Furyk, Snedeker get revenge on McDowell, McIlroy
Furyk interviews partner Snedeker after victory
MEDINAH, Ill. – You might say Jim Furyk and Brandt Snedeker were motivated. They battled back from 3 down in opening- to a closing bogey.
“Losing the point was kind of a bitter pill to swallow after storming back,” Furyk said.
So when the Saturday morning foursomes pairings came out Friday night, Furyk and Snedeker beamed when they saw they would have a rematch with the world No. 1 and is Northern Ireland compadre G-Mac.
“I was so excited,” Snedeker said, “to go out there and give it another chance.”
The American duo acted like it, too, from the very start in the fourth and final foursomes match Saturday.
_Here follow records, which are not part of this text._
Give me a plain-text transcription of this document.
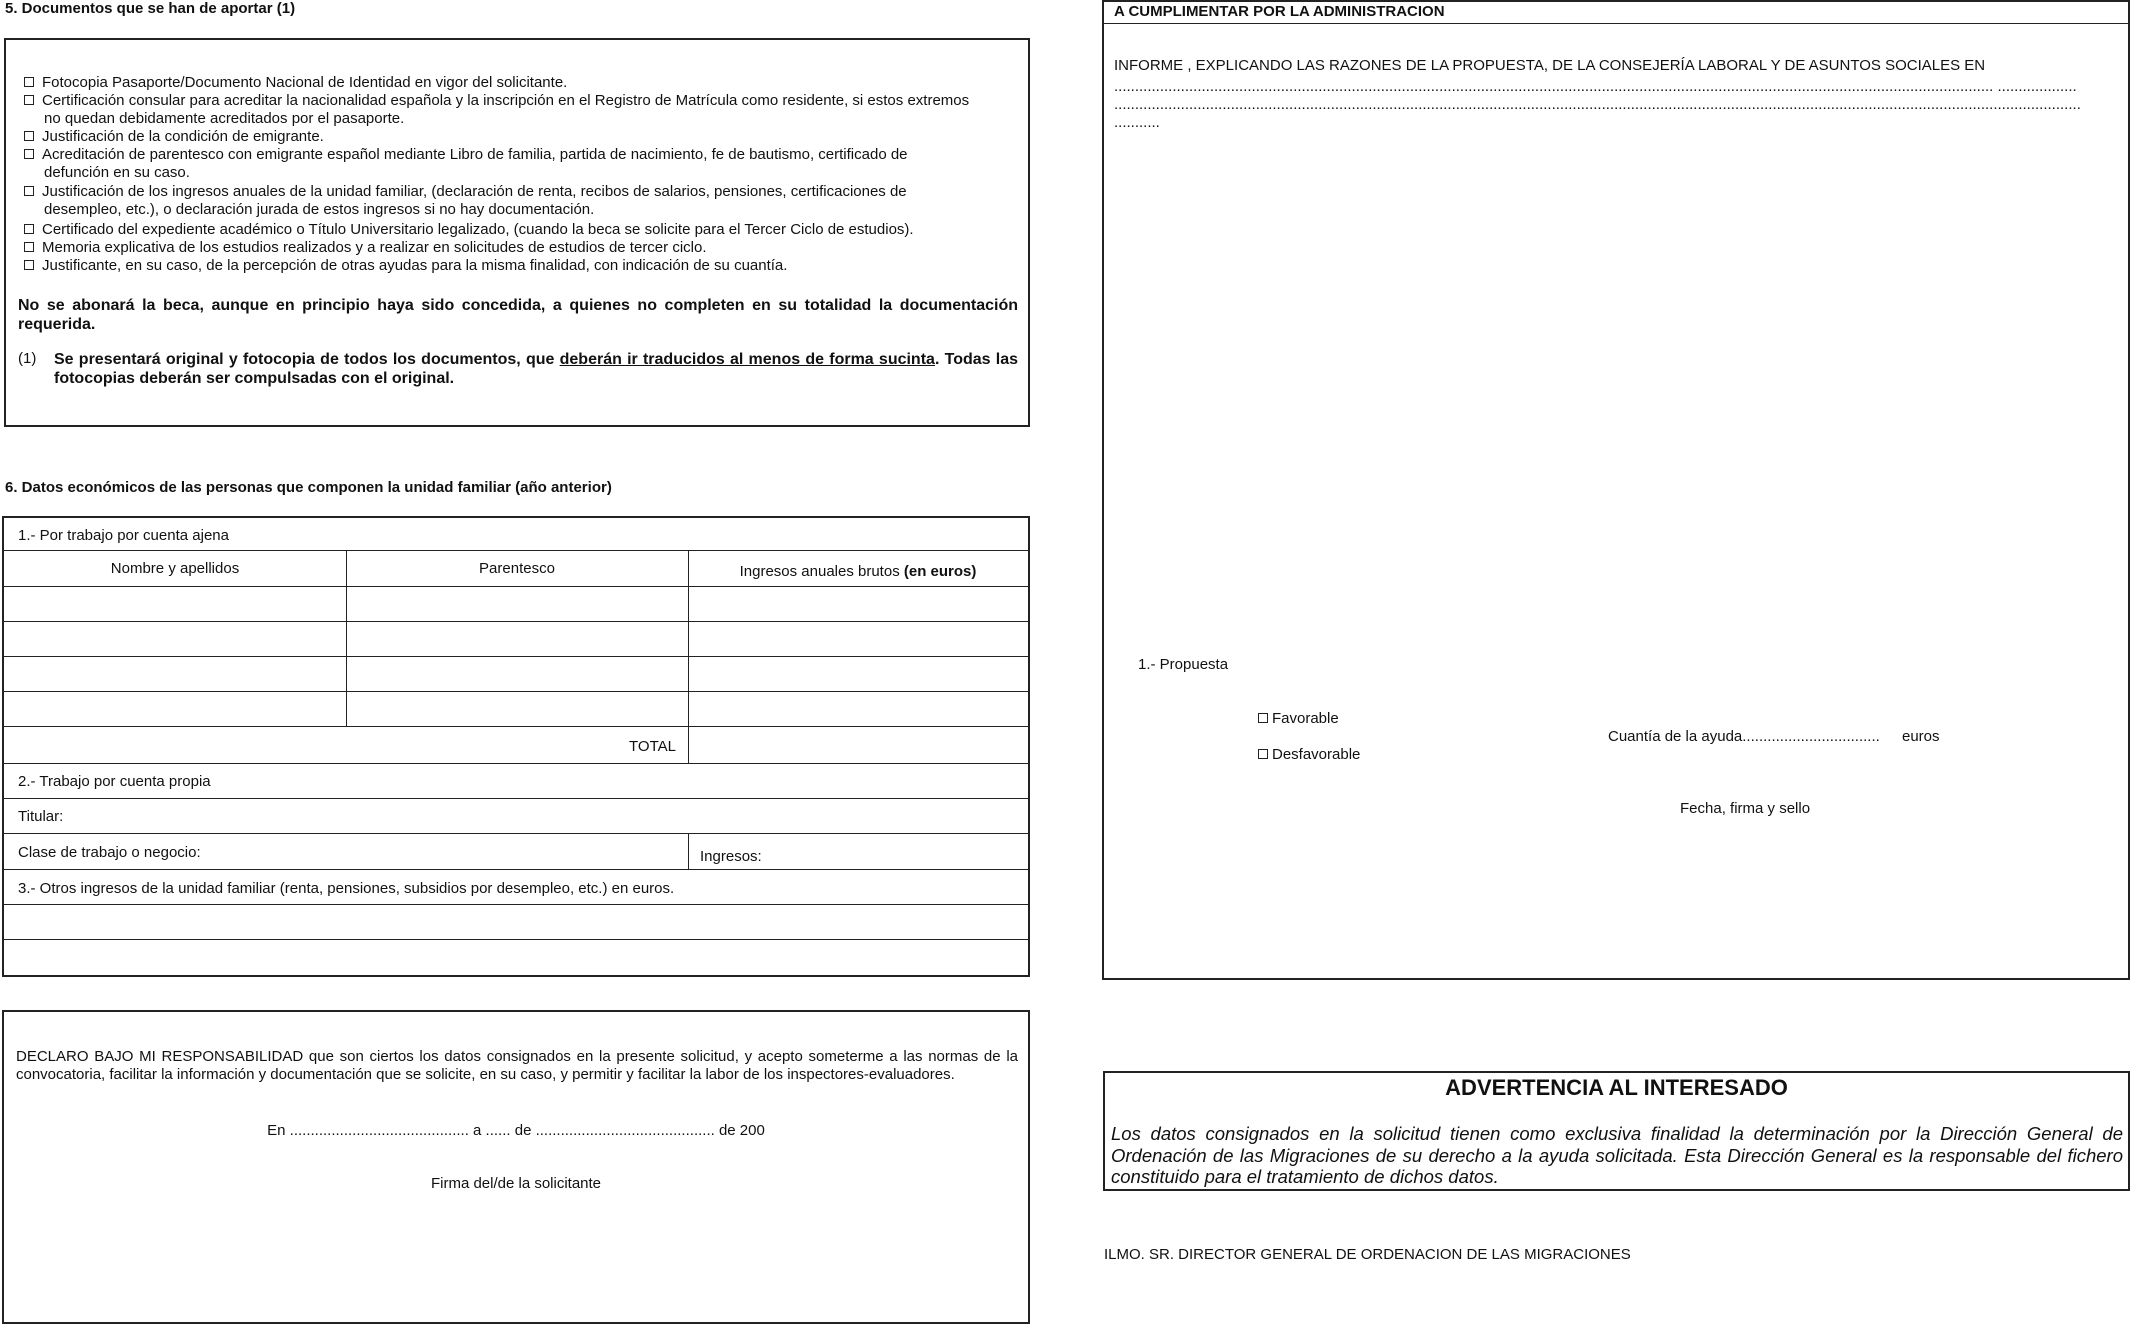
5. Documentos que se han de aportar (1)
Fotocopia Pasaporte/Documento Nacional de Identidad en vigor del solicitante.
Certificación consular para acreditar la nacionalidad española y la inscripción en el Registro de Matrícula como residente, si estos extremos
no quedan debidamente acreditados por el pasaporte.
Justificación de la condición de emigrante.
Acreditación de parentesco con emigrante español mediante Libro de familia, partida de nacimiento, fe de bautismo, certificado de
defunción en su caso.
Justificación de los ingresos anuales de la unidad familiar, (declaración de renta, recibos de salarios, pensiones, certificaciones de
desempleo, etc.), o declaración jurada de estos ingresos si no hay documentación.
Certificado del expediente académico o Título Universitario legalizado, (cuando la beca se solicite para el Tercer Ciclo de estudios).
Memoria explicativa de los estudios realizados y a realizar en solicitudes de estudios de tercer ciclo.
Justificante, en su caso, de la percepción de otras ayudas para la misma finalidad, con indicación de su cuantía.
No se abonará la beca, aunque en principio haya sido concedida, a quienes no completen en su totalidad la documentación requerida.
(1) Se presentará original y fotocopia de todos los documentos, que deberán ir traducidos al menos de forma sucinta. Todas las fotocopias deberán ser compulsadas con el original.
6. Datos económicos de las personas que componen la unidad familiar (año anterior)
1.- Por trabajo por cuenta ajena
Nombre y apellidos	Parentesco	Ingresos anuales brutos (en euros)
TOTAL
2.- Trabajo por cuenta propia
Titular:
Clase de trabajo o negocio:	Ingresos:
3.- Otros ingresos de la unidad familiar (renta, pensiones, subsidios por desempleo, etc.) en euros.
DECLARO BAJO MI RESPONSABILIDAD que son ciertos los datos consignados en la presente solicitud, y acepto someterme a las normas de la convocatoria, facilitar la información y documentación que se solicite, en su caso, y permitir y facilitar la labor de los inspectores-evaluadores.
En ........................................... a ...... de ........................................... de 200
Firma del/de la solicitante
A CUMPLIMENTAR POR LA ADMINISTRACION
INFORME , EXPLICANDO LAS RAZONES DE LA PROPUESTA, DE LA CONSEJERÍA LABORAL Y DE ASUNTOS SOCIALES EN
................................................................................................................................................................................................................... ...................
........................................................................................................................................................................................................................................
...........
1.- Propuesta
Favorable
Desfavorable
Cuantía de la ayuda................................. euros
Fecha, firma y sello
ADVERTENCIA AL INTERESADO
Los datos consignados en la solicitud tienen como exclusiva finalidad la determinación por la Dirección General de Ordenación de las Migraciones de su derecho a la ayuda solicitada. Esta Dirección General es la responsable del fichero constituido para el tratamiento de dichos datos.
ILMO. SR. DIRECTOR GENERAL DE ORDENACION DE LAS MIGRACIONES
They led for good after Furyk birdied the first hole from eight feet on Medinah’s No. 3 course.
“It’s a huge monkey off my back,” said Snedeker, who resembled Richie Cunningham of Happy Days fame in a ball cap instead of his usual visor. “I felt like I had something to prove to Jim and to them that it was not going to be the same guy they saw yesterday.”
All told, the U.S. tandem made four birdies and a bogey to only two birdies for the Europeans, who didn’t putt well. The Ulsterman didn’t make a birdie until the par-5 14th, where McIlroy hit a brilliant 50-yard pitch stiff in halving.
The Americans made key putts when they needed to. Snedeker holed a 10-footer slider at the fifth for a 2-up lead and Furyk preserved it at the next with a 10-foot par save. McIlroy had a chance to slice the lead in half but lipped out a 10-foot birdie putt. The Americans lost the eighth with a bogey and Furyk missed a 9-foot winner at 10, but they went 2-up again when Furyk made an 11-foot downhiller at 11.
McIlroy sliced the lead to one with a 10-footer for birdie at 16, but his effort to tie grazed the edge of the cup at 17.
“Rory and I went cold on the greens two sessions in a row,” McDowell said. “Going against a great team, you must putt well and we didn’t.”
That was a far cry from Friday morning, when the Northern Irishmen birdied six of seven holes during a stretch before losing their lead.
“We knew we could’ve won that match yesterday,” Snedeker said. “We went out there today and did it and it was pretty special.”
They had plenty of vocal support. It helped that Phil Mickelson and Keegan Bradley revved up the crowd early, won easily 7 and 6 and then joined the Furyk-Snedeker gallery on the 13th hole. Mickelson and his young protege were treated like rock stars as they walked up the pathway to the 14th tee, high-fiving fans along the way.
Hall of Famer Lee Trevino, a former Ryder captain, also watched the final match inside the ropes at times. McIlroy’s mom, Rosie, also got some attention, for she wore a red top and shorts, something of an unofficial fashion violation considering they are American colors.
It was her son, though, who was in the U.S. team’s crosshairs. Because of his No. 1 stature, he had been identified as a “marked man”–accidentally as it turns out.
A few weeks earlier Furyk said McIlroy was a “marked man” in the FedEx Cup playoffs since he was No. 1 in points. According to Furyk, a headline misconstrued his comment.
“Then we started talking about the Ryder Cup in that interview and the headlines the next day were that I said he was a marked man,” Furyk said. “I promise you, I’m not one to incite the other team or give them any bulletin board material.”
It’s unclear whether he gave McIlroy motivational fodder. But he did finally hand him a defeat.